Nouveau siège de JTI : la Genève internationale défigurée

Cet immeuble-miroir-aux-alouettes ne pourra pas occulter longtemps la triste réalité de l’entreprise qu’il abrite, dont les produits tuent chaque année plus de 450'000 personnes dans le monde, soit deux fois le nombre de victimes provoquées par les bombardements atomiques d’Hiroshima et Nagasaki !

Note d'OxyRomandie : Dans son édition du mercredi 11 novembre, la Tribune de Genève a publié notre tribune traitant de l'inauguration du nouveau siège de la multinationale du tabac Japan Tobacco International (JTI) sous le titre « Un immeuble vitrine à la gloire du tabac », ce dont nous lui sommes reconnaissant, mais après l'avoir quelque peu aseptisé. Nous reproduisons ci-dessous la version originale, non édulcorée, de notre texte, telle que nous l'avons soumis à la rédaction du quotidien genevois.

 

 

La Genève internationale défigurée

Ne nous leurrons pas : le siège de Japan Tobacco International (JTI) récemment inauguré en grande pompe par les autorités genevoises n’est pas un « nouveau joyau pour la Genève internationale » comme le titrait la Tribune de Genève dans son supplément ImmoPlus du samedi 31 octobre, loin s’en faut.
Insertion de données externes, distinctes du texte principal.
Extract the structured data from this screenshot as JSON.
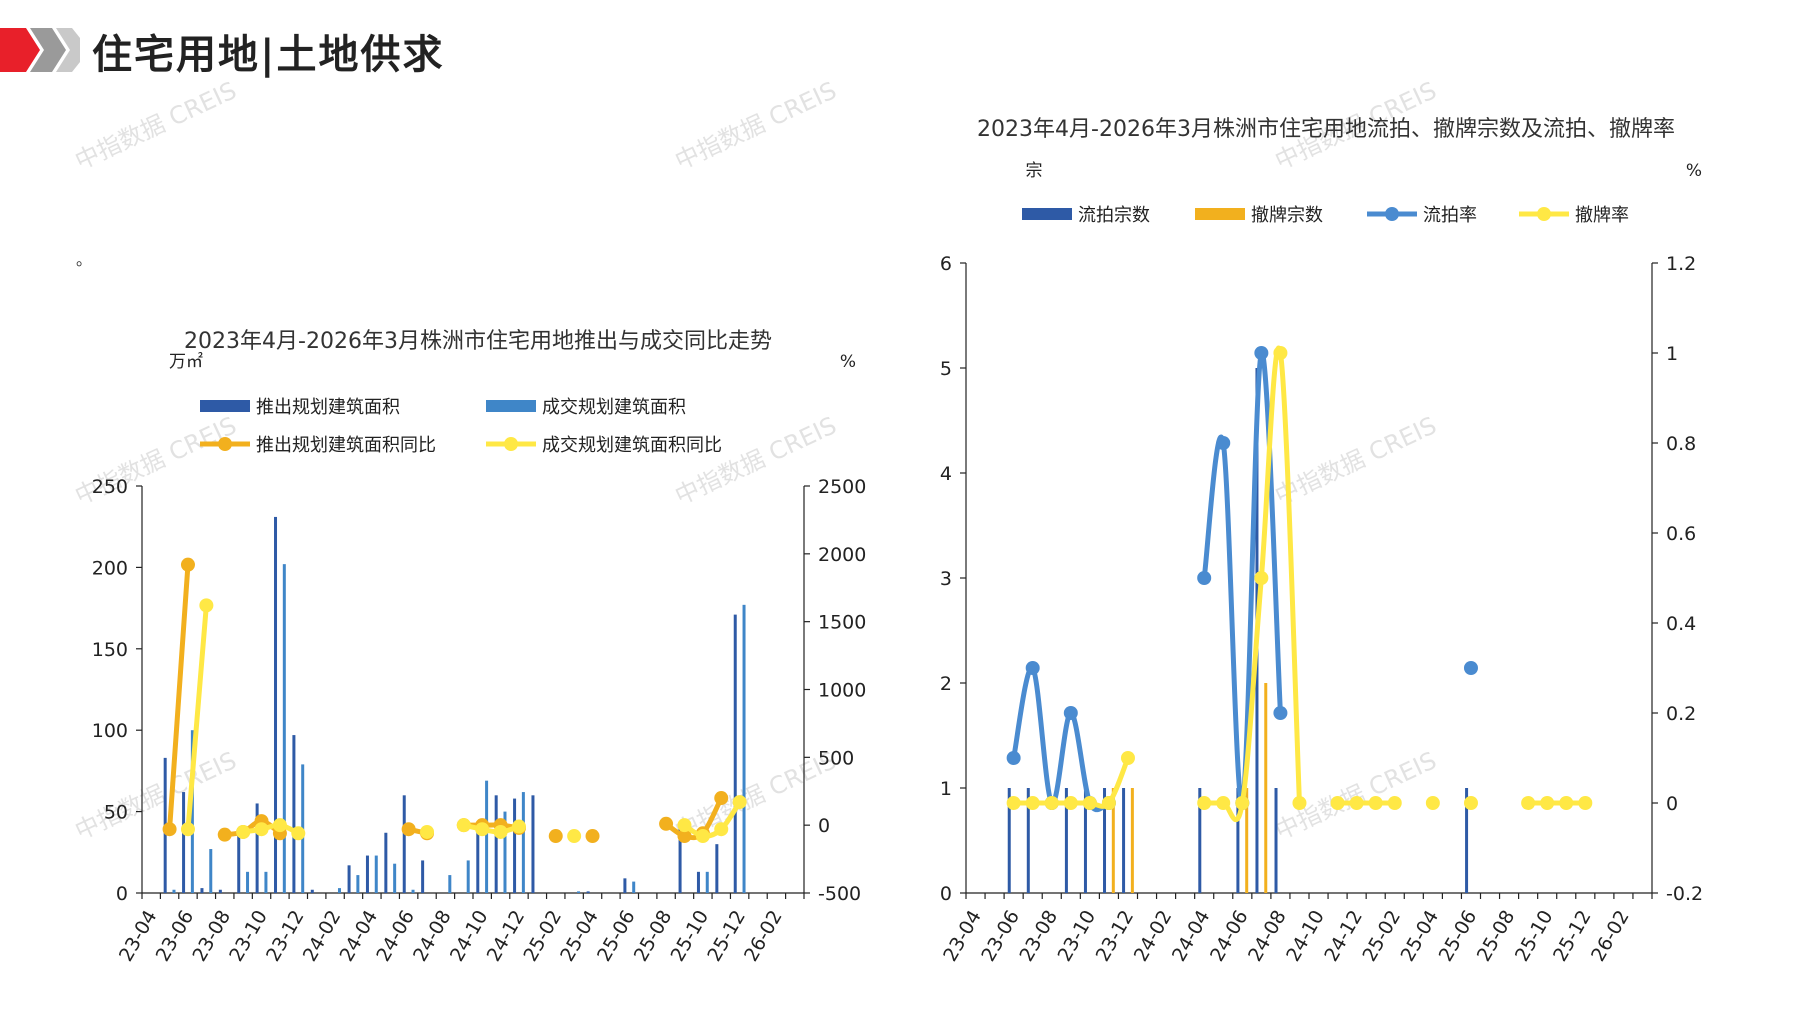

Ce nouvel édifice se situe au cœur du quartier des organisations internationales, sur une parcelle appartenant à l’État de Genève, que l’exécutif du canton a cédé à JTI avec complaisance, passant outre la désapprobation du département fédéral des affaires étrangères, pour qui cette installation était contraire à la vocation de la Genève internationale, tournée vers l’humanitaire, les droits humains, la paix et la santé publique.

La préoccupation de Berne se justifiait parfaitement. Le nouveau siège de JTI ternit irrémédiablement l’image de la Genève internationale. Son luxe tapageur et son architecture bling-bling n’ont pour finalité que de créer une vitrine publicitaire à la compagnie de tabac et à ses produits. Cependant, cet immeuble-miroir-aux-alouettes ne pourra pas occulter longtemps la triste réalité de l’entreprise qu’il abrite, dont les produits tuent chaque année plus de 450'000 personnes dans le monde, soit deux fois le nombre de victimes provoquées par les bombardements atomiques d’Hiroshima et Nagasaki !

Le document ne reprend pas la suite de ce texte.